Кирилл, вздохнул и перевел взгляд с меня на окно, по другую сторону от кровати.
— Это плохо.
— Что?
— Ты слышала.
— Прекрати.
— Ты же ответила тоже самое, когда я переспросил, так что, не выпендривайся. Что там с твоим экс-бойфрендом?
— Каким еще бойфрендом?
— Кравцовым.
— Аа… он мне не бойфренд и никогда не был им.
— Не важно, что о нем слышно? Он больше не угрожал тебе?
— Нет, я думаю, и не станет, наверняка, засел на дно.
— Понятно.
— Хочешь узнать как твоя экс-подружка?
— О, не начинай.
— Почему же? Может быть, ты за этим меня позвал?
— Ты идиотка.
— Может быть.
— Я не спрашиваю, я это знаю.
— Почему ты раньше не говорил мне о ней?
— А нужно было?
— Издеваешься? Если бы я знала, я никогда бы не подружилась с ней и возможно, сейчас ты бы не лежал на этой больничной койке.
— Сомневаюсь.
— И все же нужно было сказать мне.
— Нужно заметить, мы с тобой не в лучших отношениях, ни тогда, ни сейчас. И может быть, мне было это на руку, ты не подумала?
— Не подумала, потому что знаю, что это не правда.
— Думай, как хочешь.
— Слушай, Романов, почему ты думаешь, что весь мир крутится вокруг тебя? Сидишь здесь весь из себя, важный, как гусь, а я вытаскиваю из тебя по слову. У тебя помутнение рассудка?
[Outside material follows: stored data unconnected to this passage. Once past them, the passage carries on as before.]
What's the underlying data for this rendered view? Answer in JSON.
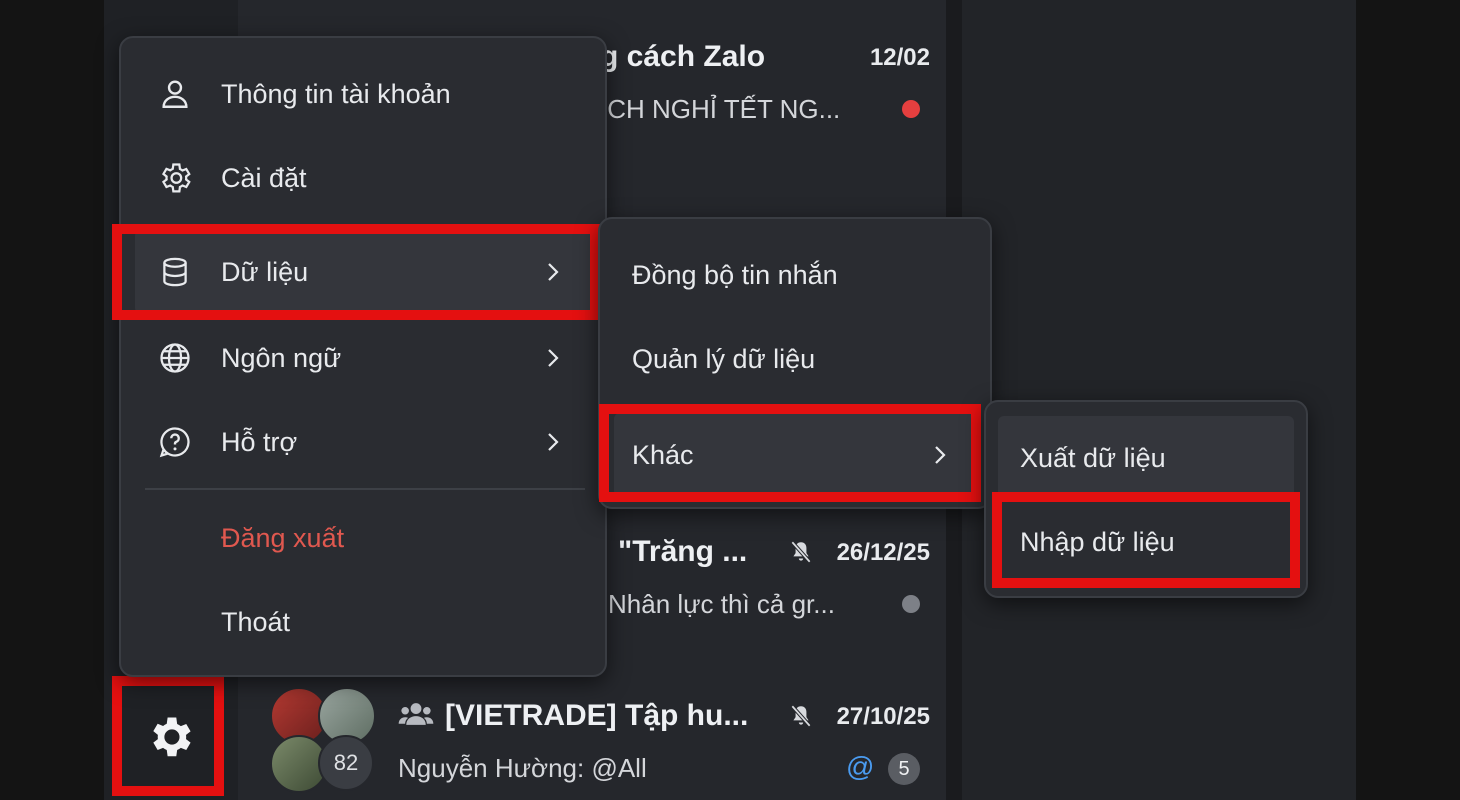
{
  "colors": {
    "highlight": "#e41010",
    "danger": "#e0584f",
    "unread_dot": "#e53f3f",
    "muted_dot": "#7d8087"
  },
  "conversations": [
    {
      "title": "g cách Zalo",
      "date": "12/02",
      "preview": "ỊCH NGHỈ TẾT NG...",
      "dot": "red"
    },
    {
      "title": "\"Trăng ...",
      "date": "26/12/25",
      "preview": "Nhân lực thì cả gr...",
      "dot": "grey",
      "muted": true
    },
    {
      "title": "[VIETRADE] Tập hu...",
      "date": "27/10/25",
      "preview": "Nguyễn Hường: @All",
      "member_count": "82",
      "mention": "@",
      "badge": "5",
      "muted": true,
      "group": true
    }
  ],
  "main_menu": {
    "items": [
      {
        "label": "Thông tin tài khoản",
        "icon": "user-icon"
      },
      {
        "label": "Cài đặt",
        "icon": "gear-icon"
      },
      {
        "label": "Dữ liệu",
        "icon": "database-icon",
        "submenu": true,
        "active": true
      },
      {
        "label": "Ngôn ngữ",
        "icon": "globe-icon",
        "submenu": true
      },
      {
        "label": "Hỗ trợ",
        "icon": "help-icon",
        "submenu": true
      },
      {
        "label": "Đăng xuất",
        "danger": true
      },
      {
        "label": "Thoát"
      }
    ]
  },
  "data_submenu": {
    "items": [
      {
        "label": "Đồng bộ tin nhắn"
      },
      {
        "label": "Quản lý dữ liệu"
      },
      {
        "label": "Khác",
        "submenu": true,
        "active": true
      }
    ]
  },
  "other_submenu": {
    "items": [
      {
        "label": "Xuất dữ liệu"
      },
      {
        "label": "Nhập dữ liệu",
        "highlighted": true
      }
    ]
  },
  "settings_button": {
    "icon": "gear-icon"
  }
}
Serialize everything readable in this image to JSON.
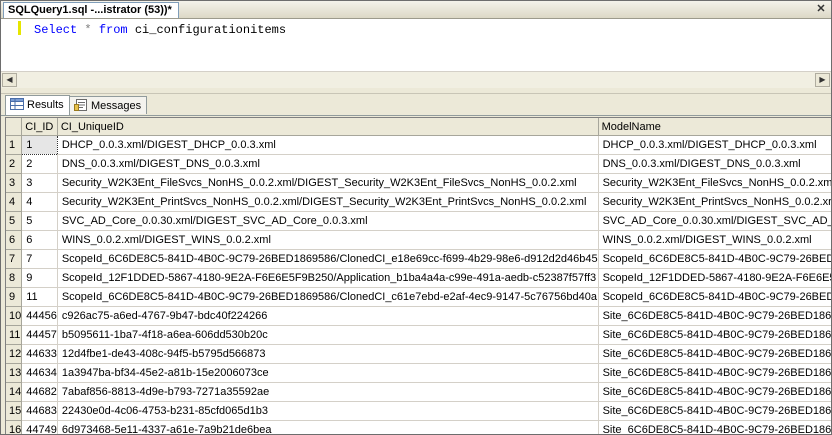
{
  "tab": {
    "title": "SQLQuery1.sql -...istrator (53))*",
    "close_glyph": "✕"
  },
  "editor": {
    "kw1": "Select",
    "star": "*",
    "kw2": "from",
    "table": "ci_configurationitems"
  },
  "scroll": {
    "left": "◀",
    "right": "▶"
  },
  "results_tabs": [
    {
      "label": "Results",
      "icon": "grid-icon",
      "active": true
    },
    {
      "label": "Messages",
      "icon": "messages-icon",
      "active": false
    }
  ],
  "grid": {
    "columns": [
      "CI_ID",
      "CI_UniqueID",
      "ModelName"
    ],
    "rows": [
      [
        "1",
        "1",
        "DHCP_0.0.3.xml/DIGEST_DHCP_0.0.3.xml",
        "DHCP_0.0.3.xml/DIGEST_DHCP_0.0.3.xml"
      ],
      [
        "2",
        "2",
        "DNS_0.0.3.xml/DIGEST_DNS_0.0.3.xml",
        "DNS_0.0.3.xml/DIGEST_DNS_0.0.3.xml"
      ],
      [
        "3",
        "3",
        "Security_W2K3Ent_FileSvcs_NonHS_0.0.2.xml/DIGEST_Security_W2K3Ent_FileSvcs_NonHS_0.0.2.xml",
        "Security_W2K3Ent_FileSvcs_NonHS_0.0.2.xml/"
      ],
      [
        "4",
        "4",
        "Security_W2K3Ent_PrintSvcs_NonHS_0.0.2.xml/DIGEST_Security_W2K3Ent_PrintSvcs_NonHS_0.0.2.xml",
        "Security_W2K3Ent_PrintSvcs_NonHS_0.0.2.xr"
      ],
      [
        "5",
        "5",
        "SVC_AD_Core_0.0.30.xml/DIGEST_SVC_AD_Core_0.0.3.xml",
        "SVC_AD_Core_0.0.30.xml/DIGEST_SVC_AD_Core"
      ],
      [
        "6",
        "6",
        "WINS_0.0.2.xml/DIGEST_WINS_0.0.2.xml",
        "WINS_0.0.2.xml/DIGEST_WINS_0.0.2.xml"
      ],
      [
        "7",
        "7",
        "ScopeId_6C6DE8C5-841D-4B0C-9C79-26BED1869586/ClonedCI_e18e69cc-f699-4b29-98e6-d912d2d46b45",
        "ScopeId_6C6DE8C5-841D-4B0C-9C79-26BED18"
      ],
      [
        "8",
        "9",
        "ScopeId_12F1DDED-5867-4180-9E2A-F6E6E5F9B250/Application_b1ba4a4a-c99e-491a-aedb-c52387f57ff3",
        "ScopeId_12F1DDED-5867-4180-9E2A-F6E6E5F"
      ],
      [
        "9",
        "11",
        "ScopeId_6C6DE8C5-841D-4B0C-9C79-26BED1869586/ClonedCI_c61e7ebd-e2af-4ec9-9147-5c76756bd40a",
        "ScopeId_6C6DE8C5-841D-4B0C-9C79-26BED18"
      ],
      [
        "10",
        "44456",
        "c926ac75-a6ed-4767-9b47-bdc40f224266",
        "Site_6C6DE8C5-841D-4B0C-9C79-26BED1869"
      ],
      [
        "11",
        "44457",
        "b5095611-1ba7-4f18-a6ea-606dd530b20c",
        "Site_6C6DE8C5-841D-4B0C-9C79-26BED1869"
      ],
      [
        "12",
        "44633",
        "12d4fbe1-de43-408c-94f5-b5795d566873",
        "Site_6C6DE8C5-841D-4B0C-9C79-26BED1869"
      ],
      [
        "13",
        "44634",
        "1a3947ba-bf34-45e2-a81b-15e2006073ce",
        "Site_6C6DE8C5-841D-4B0C-9C79-26BED1869"
      ],
      [
        "14",
        "44682",
        "7abaf856-8813-4d9e-b793-7271a35592ae",
        "Site_6C6DE8C5-841D-4B0C-9C79-26BED1869"
      ],
      [
        "15",
        "44683",
        "22430e0d-4c06-4753-b231-85cfd065d1b3",
        "Site_6C6DE8C5-841D-4B0C-9C79-26BED1869"
      ],
      [
        "16",
        "44749",
        "6d973468-5e11-4337-a61e-7a9b21de6bea",
        "Site_6C6DE8C5-841D-4B0C-9C79-26BED1869"
      ]
    ]
  }
}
Зачем ты хотел меня видеть? Если не хочешь, говорить, то я ухожу, у меня есть дела поважнее, чем просиживать время с тобой. — Я встала со стула и направилась к выходу, с явным видом огорчения и разочарования.
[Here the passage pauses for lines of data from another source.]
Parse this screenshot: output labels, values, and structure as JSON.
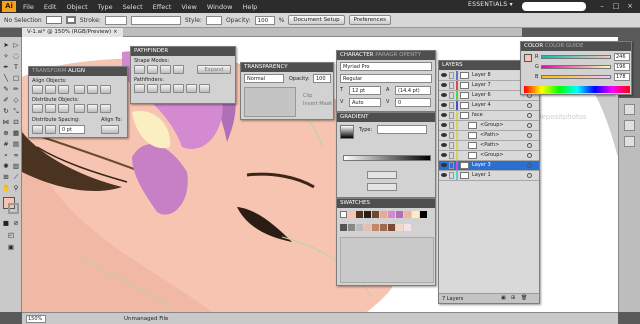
{
  "menubar": {
    "app_logo": "Ai",
    "items": [
      "File",
      "Edit",
      "Object",
      "Type",
      "Select",
      "Effect",
      "View",
      "Window",
      "Help"
    ],
    "workspace": "ESSENTIALS ▾"
  },
  "control": {
    "selection": "No Selection",
    "stroke_label": "Stroke:",
    "style_label": "Style:",
    "opacity_label": "Opacity:",
    "opacity_value": "100",
    "opacity_unit": "%",
    "doc_setup": "Document Setup",
    "preferences": "Preferences"
  },
  "document": {
    "tab_title": "V-1.ai* @ 150% (RGB/Preview)",
    "tab_close": "×"
  },
  "status": {
    "zoom": "150%",
    "info": "Unmanaged File"
  },
  "transform_panel": {
    "tabs": "TRANSFORM",
    "tab_active": "ALIGN",
    "align_objects": "Align Objects:",
    "distribute_objects": "Distribute Objects:",
    "distribute_spacing": "Distribute Spacing:",
    "align_to": "Align To:",
    "spacing_value": "0 pt"
  },
  "pathfinder_panel": {
    "title": "PATHFINDER",
    "shape_modes": "Shape Modes:",
    "pathfinders": "Pathfinders:",
    "expand": "Expand"
  },
  "transparency_panel": {
    "title": "TRANSPARENCY",
    "blend_mode": "Normal",
    "opacity_label": "Opacity:",
    "opacity_value": "100",
    "clip": "Clip",
    "invert_mask": "Invert Mask"
  },
  "character_panel": {
    "tab_active": "CHARACTER",
    "tab_other": "PARAGR OPENTY",
    "font": "Myriad Pro",
    "style": "Regular",
    "size": "12 pt",
    "leading": "(14.4 pt)",
    "kerning": "Auto",
    "tracking": "0"
  },
  "gradient_panel": {
    "title": "GRADIENT",
    "type_label": "Type:"
  },
  "swatches_panel": {
    "title": "SWATCHES"
  },
  "layers_panel": {
    "title": "LAYERS",
    "rows": [
      {
        "name": "Layer 8",
        "color": "#4a7bd6"
      },
      {
        "name": "Layer 7",
        "color": "#d64a4a"
      },
      {
        "name": "Layer 6",
        "color": "#4ad64a"
      },
      {
        "name": "Layer 4",
        "color": "#4a4ad6"
      },
      {
        "name": "face",
        "color": "#d6d64a"
      },
      {
        "name": "<Group>",
        "color": "#d6d64a"
      },
      {
        "name": "<Path>",
        "color": "#d6d64a"
      },
      {
        "name": "<Path>",
        "color": "#d6d64a"
      },
      {
        "name": "<Group>",
        "color": "#d6d64a"
      },
      {
        "name": "Layer 3",
        "color": "#d64ad6"
      },
      {
        "name": "Layer 1",
        "color": "#4ad6d6"
      }
    ],
    "selected_index": 9,
    "footer": "7 Layers"
  },
  "color_panel": {
    "tab_active": "COLOR",
    "tab_other": "COLOR GUIDE",
    "channels": [
      {
        "label": "R",
        "value": "246"
      },
      {
        "label": "G",
        "value": "196"
      },
      {
        "label": "B",
        "value": "178"
      }
    ]
  },
  "colors": {
    "skin": "#f7c4b2",
    "skin_shadow": "#f0b5a2",
    "petal": "#d38ad0",
    "petal_dark": "#b070b8",
    "hair": "#4a3421",
    "accent_fill": "#f6c4b2"
  },
  "watermark": "depositphotos"
}
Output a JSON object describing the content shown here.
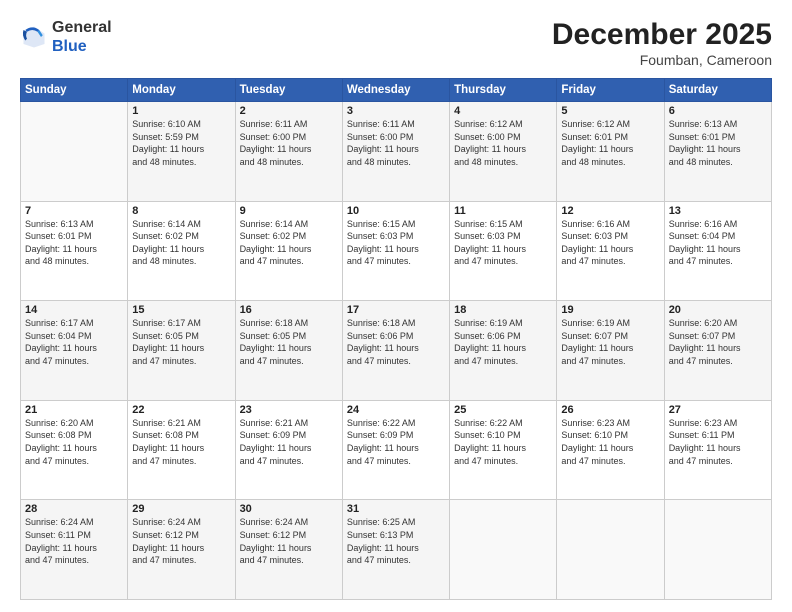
{
  "header": {
    "logo_general": "General",
    "logo_blue": "Blue",
    "month_title": "December 2025",
    "location": "Foumban, Cameroon"
  },
  "days_of_week": [
    "Sunday",
    "Monday",
    "Tuesday",
    "Wednesday",
    "Thursday",
    "Friday",
    "Saturday"
  ],
  "weeks": [
    [
      {
        "day": "",
        "info": ""
      },
      {
        "day": "1",
        "info": "Sunrise: 6:10 AM\nSunset: 5:59 PM\nDaylight: 11 hours\nand 48 minutes."
      },
      {
        "day": "2",
        "info": "Sunrise: 6:11 AM\nSunset: 6:00 PM\nDaylight: 11 hours\nand 48 minutes."
      },
      {
        "day": "3",
        "info": "Sunrise: 6:11 AM\nSunset: 6:00 PM\nDaylight: 11 hours\nand 48 minutes."
      },
      {
        "day": "4",
        "info": "Sunrise: 6:12 AM\nSunset: 6:00 PM\nDaylight: 11 hours\nand 48 minutes."
      },
      {
        "day": "5",
        "info": "Sunrise: 6:12 AM\nSunset: 6:01 PM\nDaylight: 11 hours\nand 48 minutes."
      },
      {
        "day": "6",
        "info": "Sunrise: 6:13 AM\nSunset: 6:01 PM\nDaylight: 11 hours\nand 48 minutes."
      }
    ],
    [
      {
        "day": "7",
        "info": "Sunrise: 6:13 AM\nSunset: 6:01 PM\nDaylight: 11 hours\nand 48 minutes."
      },
      {
        "day": "8",
        "info": "Sunrise: 6:14 AM\nSunset: 6:02 PM\nDaylight: 11 hours\nand 48 minutes."
      },
      {
        "day": "9",
        "info": "Sunrise: 6:14 AM\nSunset: 6:02 PM\nDaylight: 11 hours\nand 47 minutes."
      },
      {
        "day": "10",
        "info": "Sunrise: 6:15 AM\nSunset: 6:03 PM\nDaylight: 11 hours\nand 47 minutes."
      },
      {
        "day": "11",
        "info": "Sunrise: 6:15 AM\nSunset: 6:03 PM\nDaylight: 11 hours\nand 47 minutes."
      },
      {
        "day": "12",
        "info": "Sunrise: 6:16 AM\nSunset: 6:03 PM\nDaylight: 11 hours\nand 47 minutes."
      },
      {
        "day": "13",
        "info": "Sunrise: 6:16 AM\nSunset: 6:04 PM\nDaylight: 11 hours\nand 47 minutes."
      }
    ],
    [
      {
        "day": "14",
        "info": "Sunrise: 6:17 AM\nSunset: 6:04 PM\nDaylight: 11 hours\nand 47 minutes."
      },
      {
        "day": "15",
        "info": "Sunrise: 6:17 AM\nSunset: 6:05 PM\nDaylight: 11 hours\nand 47 minutes."
      },
      {
        "day": "16",
        "info": "Sunrise: 6:18 AM\nSunset: 6:05 PM\nDaylight: 11 hours\nand 47 minutes."
      },
      {
        "day": "17",
        "info": "Sunrise: 6:18 AM\nSunset: 6:06 PM\nDaylight: 11 hours\nand 47 minutes."
      },
      {
        "day": "18",
        "info": "Sunrise: 6:19 AM\nSunset: 6:06 PM\nDaylight: 11 hours\nand 47 minutes."
      },
      {
        "day": "19",
        "info": "Sunrise: 6:19 AM\nSunset: 6:07 PM\nDaylight: 11 hours\nand 47 minutes."
      },
      {
        "day": "20",
        "info": "Sunrise: 6:20 AM\nSunset: 6:07 PM\nDaylight: 11 hours\nand 47 minutes."
      }
    ],
    [
      {
        "day": "21",
        "info": "Sunrise: 6:20 AM\nSunset: 6:08 PM\nDaylight: 11 hours\nand 47 minutes."
      },
      {
        "day": "22",
        "info": "Sunrise: 6:21 AM\nSunset: 6:08 PM\nDaylight: 11 hours\nand 47 minutes."
      },
      {
        "day": "23",
        "info": "Sunrise: 6:21 AM\nSunset: 6:09 PM\nDaylight: 11 hours\nand 47 minutes."
      },
      {
        "day": "24",
        "info": "Sunrise: 6:22 AM\nSunset: 6:09 PM\nDaylight: 11 hours\nand 47 minutes."
      },
      {
        "day": "25",
        "info": "Sunrise: 6:22 AM\nSunset: 6:10 PM\nDaylight: 11 hours\nand 47 minutes."
      },
      {
        "day": "26",
        "info": "Sunrise: 6:23 AM\nSunset: 6:10 PM\nDaylight: 11 hours\nand 47 minutes."
      },
      {
        "day": "27",
        "info": "Sunrise: 6:23 AM\nSunset: 6:11 PM\nDaylight: 11 hours\nand 47 minutes."
      }
    ],
    [
      {
        "day": "28",
        "info": "Sunrise: 6:24 AM\nSunset: 6:11 PM\nDaylight: 11 hours\nand 47 minutes."
      },
      {
        "day": "29",
        "info": "Sunrise: 6:24 AM\nSunset: 6:12 PM\nDaylight: 11 hours\nand 47 minutes."
      },
      {
        "day": "30",
        "info": "Sunrise: 6:24 AM\nSunset: 6:12 PM\nDaylight: 11 hours\nand 47 minutes."
      },
      {
        "day": "31",
        "info": "Sunrise: 6:25 AM\nSunset: 6:13 PM\nDaylight: 11 hours\nand 47 minutes."
      },
      {
        "day": "",
        "info": ""
      },
      {
        "day": "",
        "info": ""
      },
      {
        "day": "",
        "info": ""
      }
    ]
  ]
}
— Тебе не приходила в голову мысль, что я просто хотел, чтобы ты пришла?
Я остановилась у двери, а потом медленно обернулась в сторону Кирилла.
— Не думала о том, что я просто захотел увидеть тебя, узнать в порядке ли ты? Не думала, что мне просто достаточно взглянуть тебе в глаза, чтобы понять, как ты? Мне не нужны тысячи глупых вопросов, ответы на которые я знаю и сам, так же, как и ты. Ты всегда все портишь, Ермакова. Думаешь, что такая хорошая, а все вокруг тебя дерьмо.
— Я никогда так не думаю. — В полтона буркнула я.
Слова Кирилла застали меня врасплох, я даже толком не знала, что ответить, было так не привычно, слышать все это из его уст.
— Да?
— Да.
— Мне кажется, ты уже сама не знаешь, о чем думаешь. Сейчас ты уходишь. А знаешь почему?
Я сглотнула, и продолжила слушать, глядя в изумрудные глаза Кирилла, излучающие, на данный момент искренность и доброту, как давно я не видела этого, казалось, передо мной сейчас совершенно другой человек, не такой, каким я его видела пару дней назад.
— Ты эгоистка, ты никогда не думаешь о чувствах других людей. Всегда думаешь о том, чтобы тебе было хорошо.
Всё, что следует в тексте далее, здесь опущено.